Saturday, November 28, 2009

How You Can Tell Sarah's Key is Written by a Non-Jew

At my temple book club discussion of Sarah's Key last week, I realized exactly what was so disturbing about the ending of Sarah's Key (spoiler alert!). When I got to the part where the reader learns that Sarah committed suicide, it didn't ring true to me. That a woman who was so committed to surviving the Holocaust should then run her car into a tree as an adult seemed to ring false. A depressed, sad woman, given all that she experienced, ok, that I could see, but why should she have killed herself? It didn't seem statistically true. Yes, as one woman said at the book club, Primo Levi killed himself. But as another woman said, a Jewish author would not have had the Sarah character kill herself. Sarah's Key is a bestseller and is soon to be a movie filmed in France, with Helen Scott Thomas as the glamorous lead playing the modern-day French woman who uncovers Sarah's story. As Jordana Horn wrote in the Forward last week, speaking of Anne Frank, it's as if the world only likes a "dead Jew" in their Holocaust fiction.

It's also disturbing (by the way, I did like the book, in that it is a well-crafted story, and does not shy away from depicting French involvement in orchestrating the killing of Jews in the Holocaust) that the personal problems of the French journalist are given as much weight, as much gravitas, as Sarah's Shoah experiences, just by virtue of having the chapters alternate with Sarah's story.

Wednesday, November 25, 2009

Schlemiels in Contemporary Film and Fiction

I'm reading "The Schlemiel as Metaphor" by Sanford Pinsker right now. After seeing the Coen brother movie, "A Serious Man", a few weeks ago, I recognized the main character as a the classic "schlemiel" of Yiddish and contemporary Jewish literature.
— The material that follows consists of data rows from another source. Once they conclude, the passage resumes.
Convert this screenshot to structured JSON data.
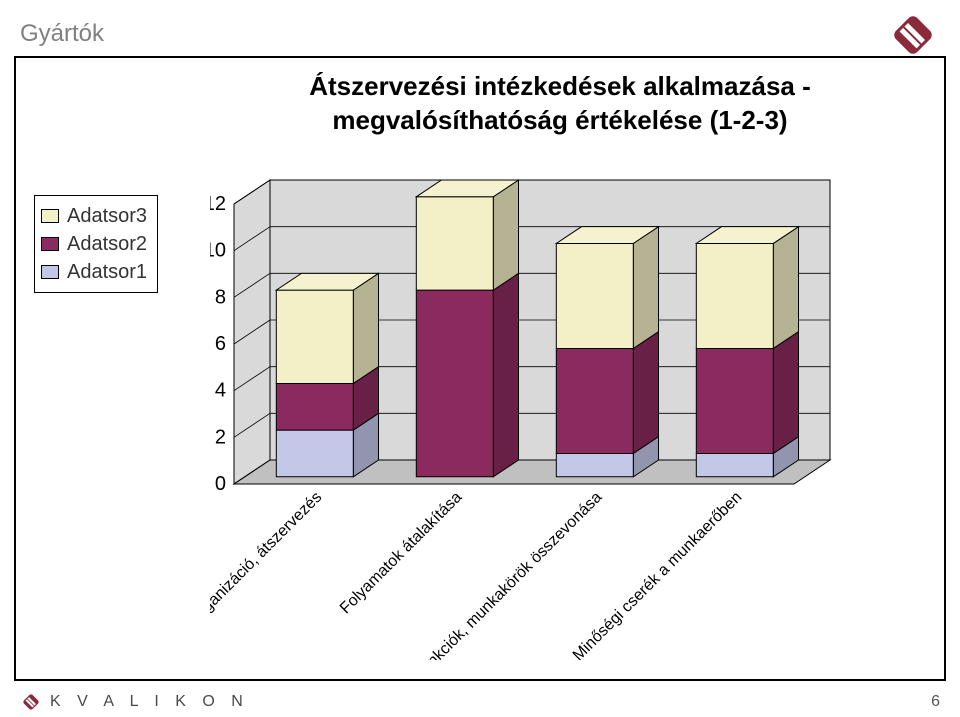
{
  "page": {
    "corner_title": "Gyártók",
    "slide_number": "6",
    "brand_text": "K V A L I K O N"
  },
  "chart": {
    "type": "stacked-bar-3d",
    "title_line1": "Átszervezési intézkedések alkalmazása -",
    "title_line2": "megvalósíthatóság értékelése (1-2-3)",
    "categories": [
      "Reorganizáció, átszervezés",
      "Folyamatok átalakítása",
      "Funkciók, munkakörök összevonása",
      "Minőségi cserék a munkaerőben"
    ],
    "series": [
      {
        "name": "Adatsor3",
        "color": "#f3efc6",
        "values": [
          4.0,
          4.0,
          4.5,
          4.5
        ]
      },
      {
        "name": "Adatsor2",
        "color": "#8b2a5e",
        "values": [
          2.0,
          8.0,
          4.5,
          4.5
        ]
      },
      {
        "name": "Adatsor1",
        "color": "#c3c7e8",
        "values": [
          2.0,
          0.0,
          1.0,
          1.0
        ]
      }
    ],
    "y": {
      "min": 0,
      "max": 12,
      "step": 2
    },
    "styling": {
      "background_color": "#ffffff",
      "plot_back_wall": "#d9d9d9",
      "plot_floor": "#c0c0c0",
      "grid_color": "#000000",
      "bar_width_ratio": 0.55,
      "axis_label_fontsize": 20,
      "category_label_fontsize": 16,
      "title_fontsize": 26,
      "legend_fontsize": 20,
      "legend_border": "#000000"
    }
  },
  "logo": {
    "shape_color": "#8b2a3a",
    "inner_color": "#ffffff"
  }
}
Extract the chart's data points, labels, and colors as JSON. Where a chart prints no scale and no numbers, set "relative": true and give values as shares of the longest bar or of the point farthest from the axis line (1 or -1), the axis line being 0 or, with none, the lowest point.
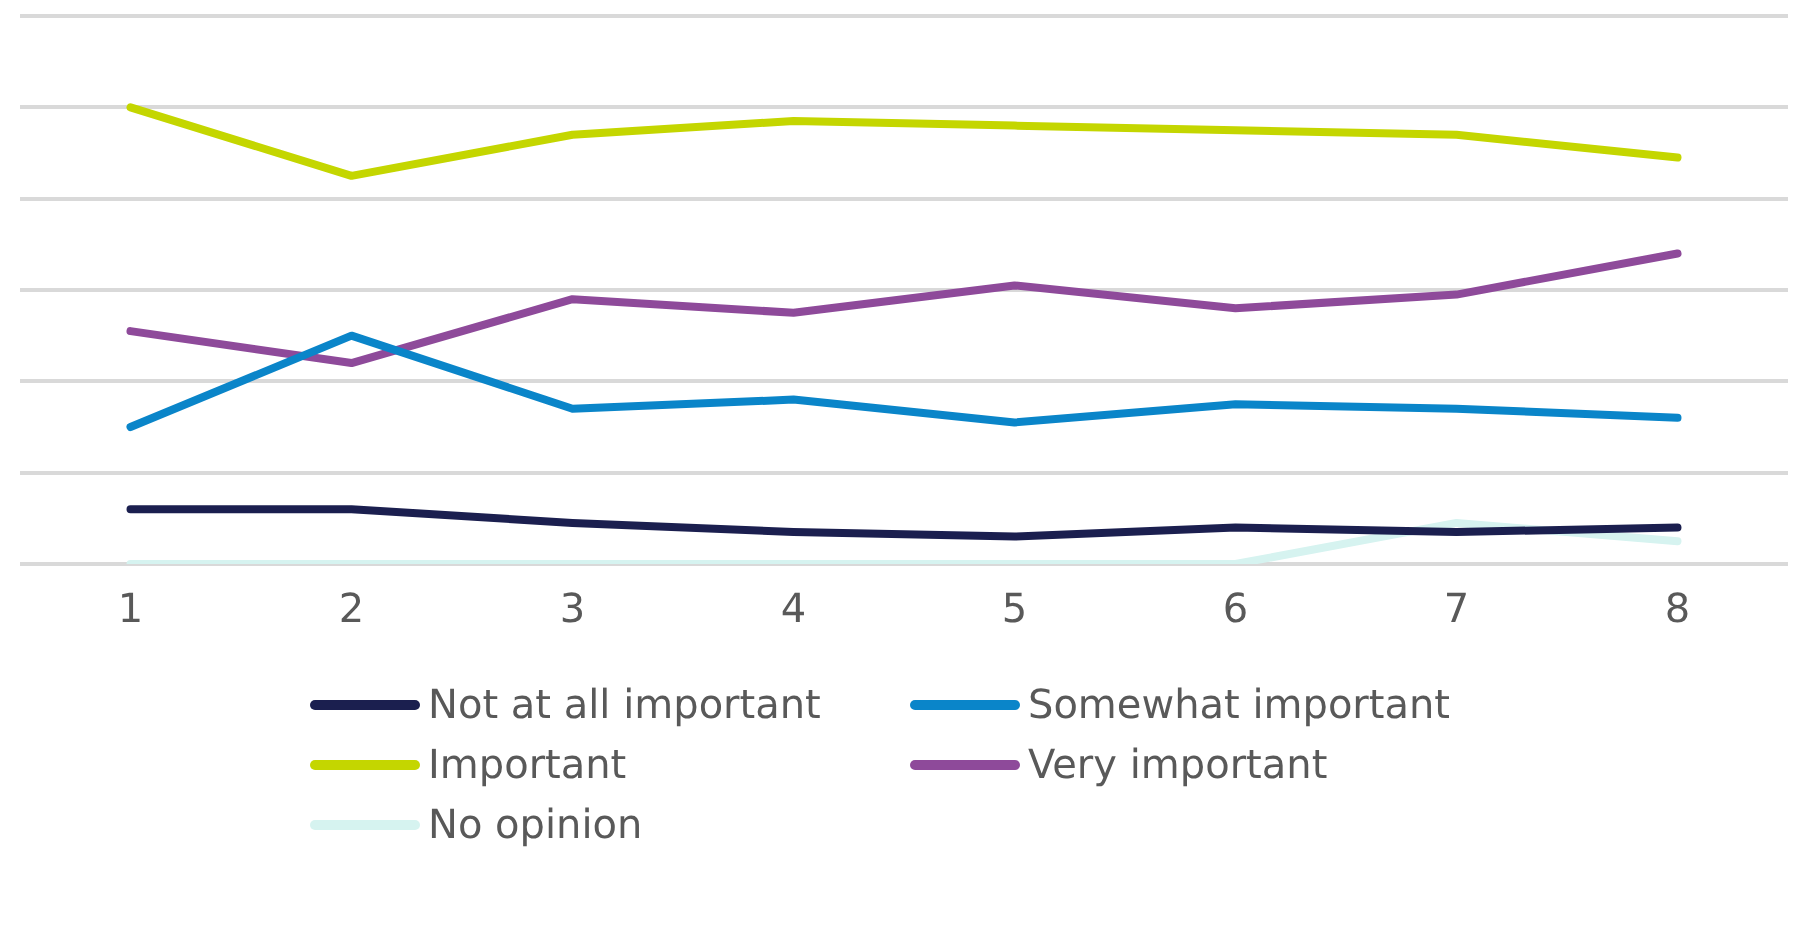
{
  "chart_data": {
    "type": "line",
    "relative": true,
    "grid": "y",
    "legend": "bottom",
    "marker": "none",
    "line_style": "solid",
    "categories": [
      "1",
      "2",
      "3",
      "4",
      "5",
      "6",
      "7",
      "8"
    ],
    "series": [
      {
        "name": "Not at all important",
        "color": "#1b1f4f",
        "values": [
          0.12,
          0.12,
          0.09,
          0.07,
          0.06,
          0.08,
          0.07,
          0.08
        ]
      },
      {
        "name": "Somewhat important",
        "color": "#0a85c9",
        "values": [
          0.3,
          0.5,
          0.34,
          0.36,
          0.31,
          0.35,
          0.34,
          0.32
        ]
      },
      {
        "name": "Important",
        "color": "#c4d600",
        "values": [
          1,
          0.85,
          0.94,
          0.97,
          0.96,
          0.95,
          0.94,
          0.89
        ]
      },
      {
        "name": "Very important",
        "color": "#8e4a9a",
        "values": [
          0.51,
          0.44,
          0.58,
          0.55,
          0.61,
          0.56,
          0.59,
          0.68
        ]
      },
      {
        "name": "No opinion",
        "color": "#d6f3f0",
        "values": [
          0,
          0,
          0,
          0,
          0,
          0,
          0.09,
          0.05
        ]
      }
    ]
  }
}
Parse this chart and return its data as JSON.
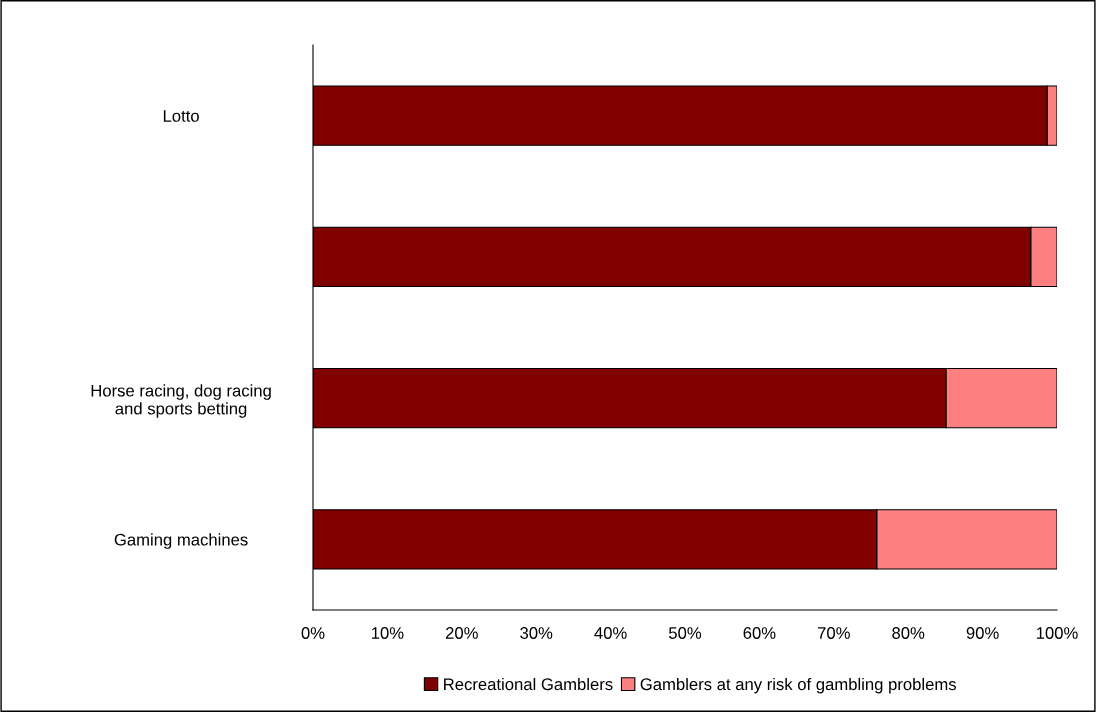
{
  "chart_data": {
    "type": "bar",
    "orientation": "horizontal",
    "stacked": true,
    "categories": [
      "Lotto",
      null,
      "Horse racing, dog racing\nand sports betting",
      "Gaming machines"
    ],
    "series": [
      {
        "name": "Recreational Gamblers",
        "color": "#800000",
        "values": [
          98.7,
          96.5,
          85.1,
          75.8
        ]
      },
      {
        "name": "Gamblers at any risk of gambling problems",
        "color": "#ff8080",
        "values": [
          1.3,
          3.5,
          14.9,
          24.2
        ]
      }
    ],
    "xlim": [
      0,
      100
    ],
    "xticks": [
      {
        "value": 0,
        "label": "0%"
      },
      {
        "value": 10,
        "label": "10%"
      },
      {
        "value": 20,
        "label": "20%"
      },
      {
        "value": 30,
        "label": "30%"
      },
      {
        "value": 40,
        "label": "40%"
      },
      {
        "value": 50,
        "label": "50%"
      },
      {
        "value": 60,
        "label": "60%"
      },
      {
        "value": 70,
        "label": "70%"
      },
      {
        "value": 80,
        "label": "80%"
      },
      {
        "value": 90,
        "label": "90%"
      },
      {
        "value": 100,
        "label": "100%"
      }
    ],
    "grid": false,
    "legend": "bottom"
  }
}
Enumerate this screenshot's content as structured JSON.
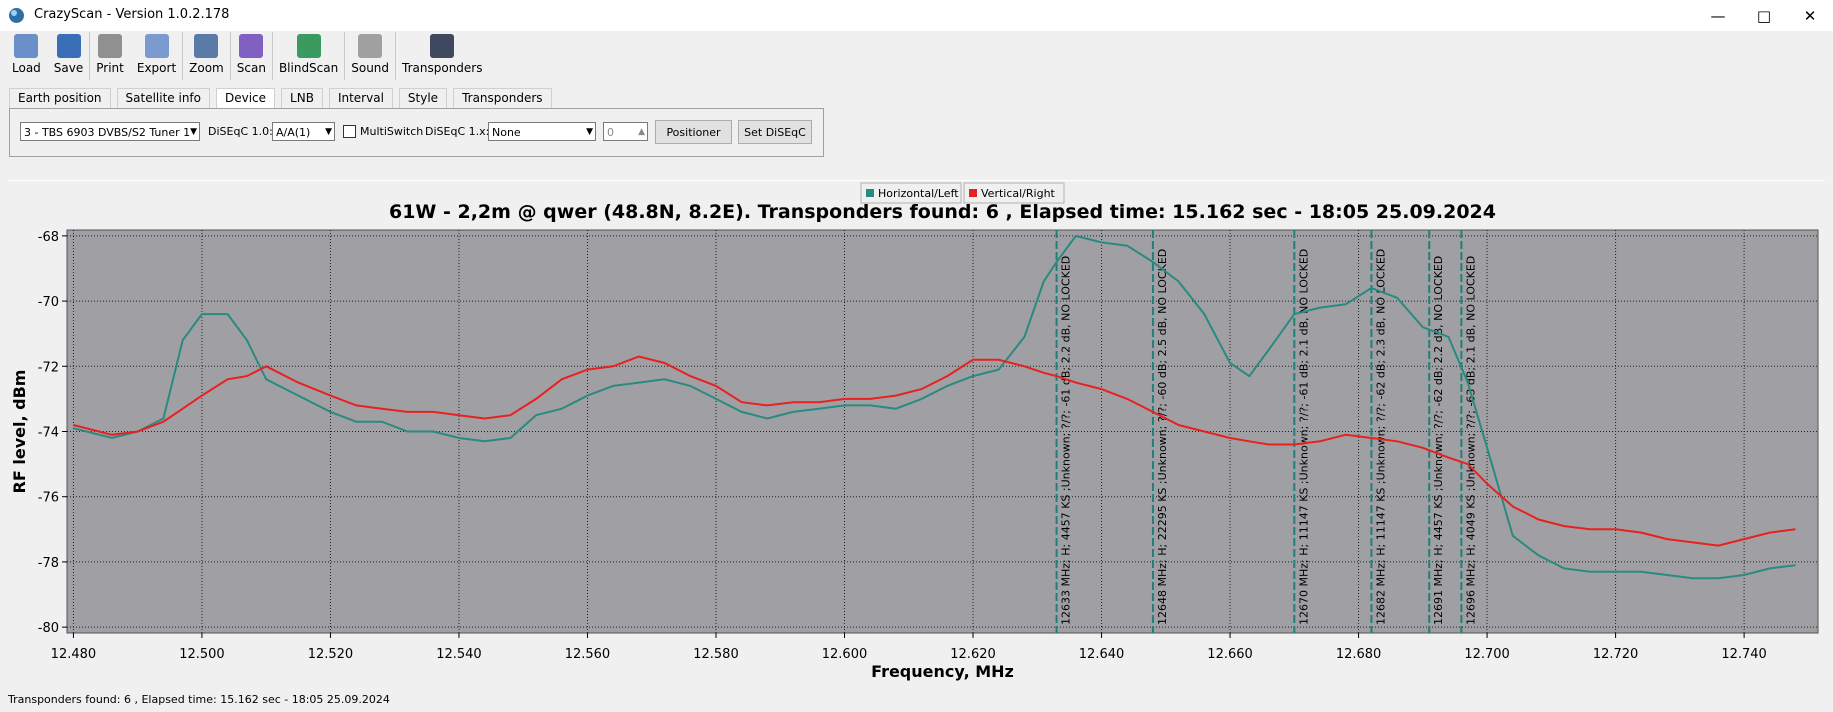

I'm reading Pinsker to find out the significance of this.

I do think that this helps explain the Coen brothers' inclusion of the Yiddish tale at the start of the film. I haven't seen any critics analyze the film in this way.

I think that beginning story, like the entire film, is a study on the "schlemiel" as well as an attempt to bring life back to the shtetl, which today's audience is unfamiliar with.

Pinsker writes that this schlemiel chracter came out of the Yiddish literature of the East European ghettos in the late nineteenth century. The "goals of the schlemiel, like those of the ghetto Jew, were primarily socioeconomic ones and his continual defeats forced him to view life from a bittersweet perspective. Thus his humor reflected the 'laughter through tears' philosophy of life..." And Pinsker writes about how the schlemiel reappears in contemporary American literature.

I see that husband in the fake-old Yiddish tale as a schlemiel--who takes the dybbuk's words at face value just as Gopnik does with the rabbis' advice---in both stories, it's the wife that rules that roost and has all the power. And Gopnik is the Cohen's take on the modern-day schlemiel.

Pinsker writes, "the schlemiel in contemporary literature is often the one who sees his problem, but no possible solution (Gopnik!). If the traditional schlemiel adapted an ironic posture to face a world he could neither beat nor quit, . . the modern schlemiel "liv[es] on the bare edge of things, embracing thoughts of failure at the same time he is committed to systems of success." The bare edge is that midwestern prairie on which "The Serious Man" is set.